On Mon, Nov 18, 2019 at 8:04 PM JÃrn Engel <joern@xxxxxxxxxxxxxxx> wrote:
>
> On Sun, Nov 17, 2019 at 08:53:32PM +0200, vitaly.wool@xxxxxxxxxxxx wrote:
> > From: Vitaly Wool <vitaly.wool@xxxxxxxxxxxx>
> >
> > The current zswap implementation uses red-black trees to store
> > entries and to perform lookups. Although this algorithm obviously
> > has complexity of O(log N) it still takes a while to complete
> > lookup (or, even more for replacement) of an entry, when the amount
> > of entries is huge (100K+).
> >
> > B-trees are known to handle such cases more efficiently (i. e. also
> > with O(log N) complexity but with way lower coefficient) so trying
> > zswap with B-trees was worth a shot.
> >
> > The implementation of B-trees that is currently present in Linux
> > kernel isn't really doing things in the best possible way (i. e. it
> > has recursion) but the testing I've run still shows a very
> > significant performance increase.
> >
> > The usage pattern of B-tree here is not exactly following the
> > guidelines but it is due to the fact that pgoff_t may be both 32
> > and 64 bits long.
> >
> > Tested on qemu-kvm (-smp 2 -m 1024) with zswap in the following
> > configuration:
> > * zpool: z3fold
> > * max_pool_percent: 100
> > and the swap size of 1G.
> >
> > Test command:
> > $ stress-ng --io 4 --vm 4 --vm-bytes 1000M --timeout 300s --metrics
> >
> > This, averaged over 20 runs on qemu-kvm (-smp 2 -m 1024) gives the
> > following io bogo ops:
> > * original: 73778.8
> > * btree: 393999
>
> Impressive results. Was your test done with a 32bit guest? If yes, I
> would assume results for a 64bit guess to drop to about 330k.

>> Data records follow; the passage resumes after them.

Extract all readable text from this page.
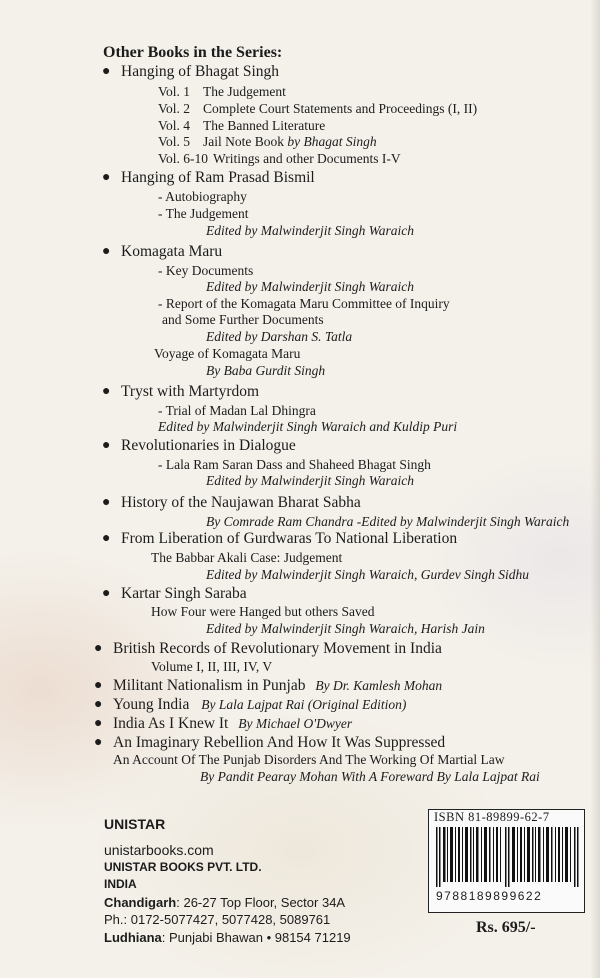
Other Books in the Series:
● Hanging of Bhagat Singh
Vol. 1 The Judgement
Vol. 2 Complete Court Statements and Proceedings (I, II)
Vol. 4 The Banned Literature
Vol. 5 Jail Note Book by Bhagat Singh
Vol. 6-10 Writings and other Documents I-V
● Hanging of Ram Prasad Bismil
- Autobiography
- The Judgement
Edited by Malwinderjit Singh Waraich
● Komagata Maru
- Key Documents
Edited by Malwinderjit Singh Waraich
- Report of the Komagata Maru Committee of Inquiry
and Some Further Documents
Edited by Darshan S. Tatla
Voyage of Komagata Maru
By Baba Gurdit Singh
● Tryst with Martyrdom
- Trial of Madan Lal Dhingra
Edited by Malwinderjit Singh Waraich and Kuldip Puri
● Revolutionaries in Dialogue
- Lala Ram Saran Dass and Shaheed Bhagat Singh
Edited by Malwinderjit Singh Waraich
● History of the Naujawan Bharat Sabha
By Comrade Ram Chandra -Edited by Malwinderjit Singh Waraich
● From Liberation of Gurdwaras To National Liberation
The Babbar Akali Case: Judgement
Edited by Malwinderjit Singh Waraich, Gurdev Singh Sidhu
● Kartar Singh Saraba
How Four were Hanged but others Saved
Edited by Malwinderjit Singh Waraich, Harish Jain
● British Records of Revolutionary Movement in India
Volume I, II, III, IV, V
● Militant Nationalism in Punjab By Dr. Kamlesh Mohan
● Young India By Lala Lajpat Rai (Original Edition)
● India As I Knew It By Michael O'Dwyer
● An Imaginary Rebellion And How It Was Suppressed
An Account Of The Punjab Disorders And The Working Of Martial Law
By Pandit Pearay Mohan With A Foreward By Lala Lajpat Rai
UNISTAR
unistarbooks.com
UNISTAR BOOKS PVT. LTD.
INDIA
Chandigarh: 26-27 Top Floor, Sector 34A
Ph.: 0172-5077427, 5077428, 5089761
Ludhiana: Punjabi Bhawan • 98154 71219
ISBN 81-89899-62-7
9788189899622
Rs. 695/-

No, it's on a 64 bit virtual machine. I take this improvement is partially
due to zswap_insert_or_replace function which requires less lookups
than the initial implementation, but it's the btree API that made it possible.

> > + if (sizeof(pgoff_t) == 8)
> > + btree_pgofft_geo = &btree_geo64;
> > + else
> > + btree_pgofft_geo = &btree_geo32;
> > +
>
> You could abuse the fact that pgoff_t is the same size as unsigned long
> and use the "l" suffix variant. But apart from the obvious abuse, the
> "l" variant hasn't been used before and the implementation appears to be
> buggy.
>
> So no complaints about your use of the interface.

Thanks! I would then keep it as is and have a task for myself to try out and
possibly debug the "l" suffix variant later on.

~Vitaly